13 Febbraio 2017
10:03
Una società e i singoli che le danno corpo. Recensione di “Una delle ultime sere di Carnovale” al Teatro Civico di Tortona
TORTONA – Una lingua antica, il veneziano del ‘700, veicolo di istanze, espressione di amore, dignità e leggerezza del divertimento.
“Una delle ultime sere di Carnovale”, presentata in prima nazionale dalla Fondazione Teatro Piemonte Europa per la regia di Beppe Navello, domenica 12 febbraio al Teatro Civico di Tortona, tutto esaurito per l’occasione, è una commedia che riflette lo stato d’animo di un Goldoni maturo, in procinto di abbandonare l’amata Venezia.
La vicenda gira intorno all’amore ricambiato di Anzoletto, disegnatore di tessuti a Venezia costretto da invidie professionali alla partenza per la Moscovia, per Domenica, figlia del fabbricante di stoffe Zamaria, e all’ostacolo che ciò pone al loro matrimonio.
Nella bottega-casa di Zamaria, dove il lavoro è rappresentato da fondali/tessuti damascati che si alzano ad allargare la scena, si festeggia una delle ultime sere di carnevale. Sei le coppie di convitati, tre già formate e tre in procinto di crearsi, in un ambiente omogeneo di tessitori e mercanti e in un contesto di convivialità che si consuma nel gioco, nella cena e nelle danze finali.
Il taglio registico mira a caratterizzare fortemente i personaggi, mantenendo una radicata appartenenza ad un ceto sociale comune e una bonomia di fondo che è propria della commedia a lieto fine. L’uniformità, cui i differenti caratteri si riconducono, è sottolineata dai bellissimi abiti settecenteschi, sfumati nelle tinte che si fondono, nel bordo finale, nello stesso blu, quello del mare delle due vedute del Canaletto sullo sfondo. L’indicazione delle coppie è chiara, ognuna, già in essere o ancora da formarsi, indossa abiti della stessa tonalità, tranne Agnoletto, che tutti sanno sul punto di andare altrove. E’ evidente la diversità, come la fatica del distacco, tema estremamente attuale, sintetizzato dall’odierna espressione “fuga di cervelli”. La metafora nella chiave autobiografica dell’autore appare lontana e non sembra evidenziata nella lettura di Navello, mentre la serietà composta di Agnoletto/Alberto Onofrietti , che si differenzia dai toni sopra le righe degli altri personaggi, sottolinea la fatica e la dignità di una scelta difficile in senso universale.
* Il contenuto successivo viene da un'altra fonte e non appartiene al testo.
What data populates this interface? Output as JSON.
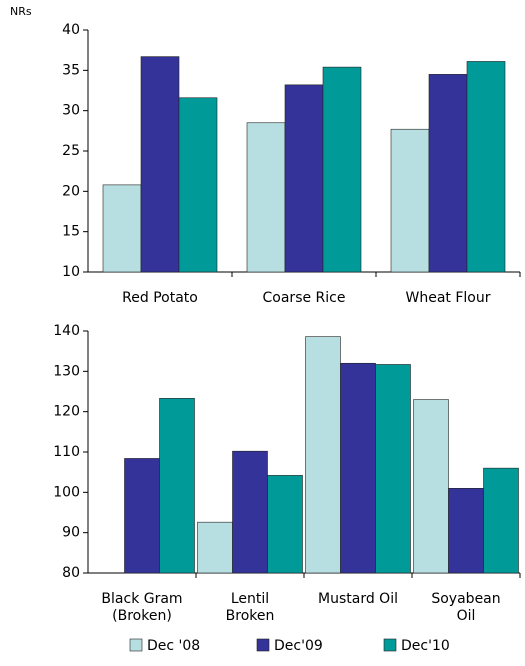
{
  "chart_data": [
    {
      "type": "bar",
      "y_label": "NRs",
      "categories": [
        [
          "Red Potato"
        ],
        [
          "Coarse Rice"
        ],
        [
          "Wheat Flour"
        ]
      ],
      "series": [
        {
          "name": "Dec '08",
          "color": "#b7dfe2",
          "values": [
            20.8,
            28.5,
            27.7
          ]
        },
        {
          "name": "Dec'09",
          "color": "#33339a",
          "values": [
            36.7,
            33.2,
            34.5
          ]
        },
        {
          "name": "Dec'10",
          "color": "#009a99",
          "values": [
            31.6,
            35.4,
            36.1
          ]
        }
      ],
      "ylim": [
        10,
        40
      ],
      "yticks": [
        10,
        15,
        20,
        25,
        30,
        35,
        40
      ]
    },
    {
      "type": "bar",
      "categories": [
        [
          "Black Gram",
          "(Broken)"
        ],
        [
          "Lentil",
          "Broken"
        ],
        [
          "Mustard Oil"
        ],
        [
          "Soyabean",
          "Oil"
        ]
      ],
      "series": [
        {
          "values": [
            null,
            92.6,
            138.6,
            123.0
          ]
        },
        {
          "values": [
            108.4,
            110.2,
            132.0,
            101.0
          ]
        },
        {
          "values": [
            123.3,
            104.2,
            131.7,
            106.0
          ]
        }
      ],
      "ylim": [
        80,
        140
      ],
      "yticks": [
        80,
        90,
        100,
        110,
        120,
        130,
        140
      ]
    }
  ]
}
La lingua veneziana è mantenuta in tutto il suo colore, si adatta alle forzature comiche come all’espressione dei sentimenti. Zamaria/ Antonio Sarasso spicca per vitalità e verve comica che regala momenti gustosissimi. Particolarmente riuscito il dialogo-corteggiamento con l’attempata ma vogliosa ricamatrice francese madama Gatteau, che deciderà di sposarlo, ponendo il lieto fine risolutivo. I modi della commedia dell’arte si affacciano nel fare di Momolo/Alessandro Meringolo, che pare un Arlecchino irriverente e pirotecnico e, non a caso, entra in scena con la maschera per essere fonte di scherzi e lazzi al centro dei convitati.
Su tutto i timori credibili e freschi di Domenica/Maria Alberta Navello, che regala un’interpretazione allegra, a tratti pungente e mai leziosa, e il filo dell’amore che attraversa una società e tutte le sue componenti, sino ad oggi. La temuta separazione non ci sarà, ma ci sarà la partenza. Seppure nel lieto fine non si cambia un ordine costituito.
Splendida l’interpretazione di tutto il cast (in scena, oltre ai menzionati, Diego Casalis , Daria-Pascal Attolini , Andrea Romero, Marcella Favilla, Matteo Romoli, Eleni Molos, Erika Urban, Geneviève Rey-Penchenat, Giuseppe Nitti, tutti sempre in parte e perfettamente in sintonia tra loro) che è riuscito a trasmettere Goldoni con tanta efficacia da far comprendere anche ciò che, in veneziano antico, sarebbe altrimenti ostico.
Uno spettacolo da non perdere per la grande bellezza che ogni spettatore è costretto a cogliere di fronte ad un testo che pare scritto ieri, ad una vis comica che strappa la risata e alla sontuosità di un allestimento prezioso ed essenziale.
Il pubblico numerosissimo del Teatro Civico di Tortona ha applaudito a lungo i protagonisti e il regista, richiamati in scena più volte.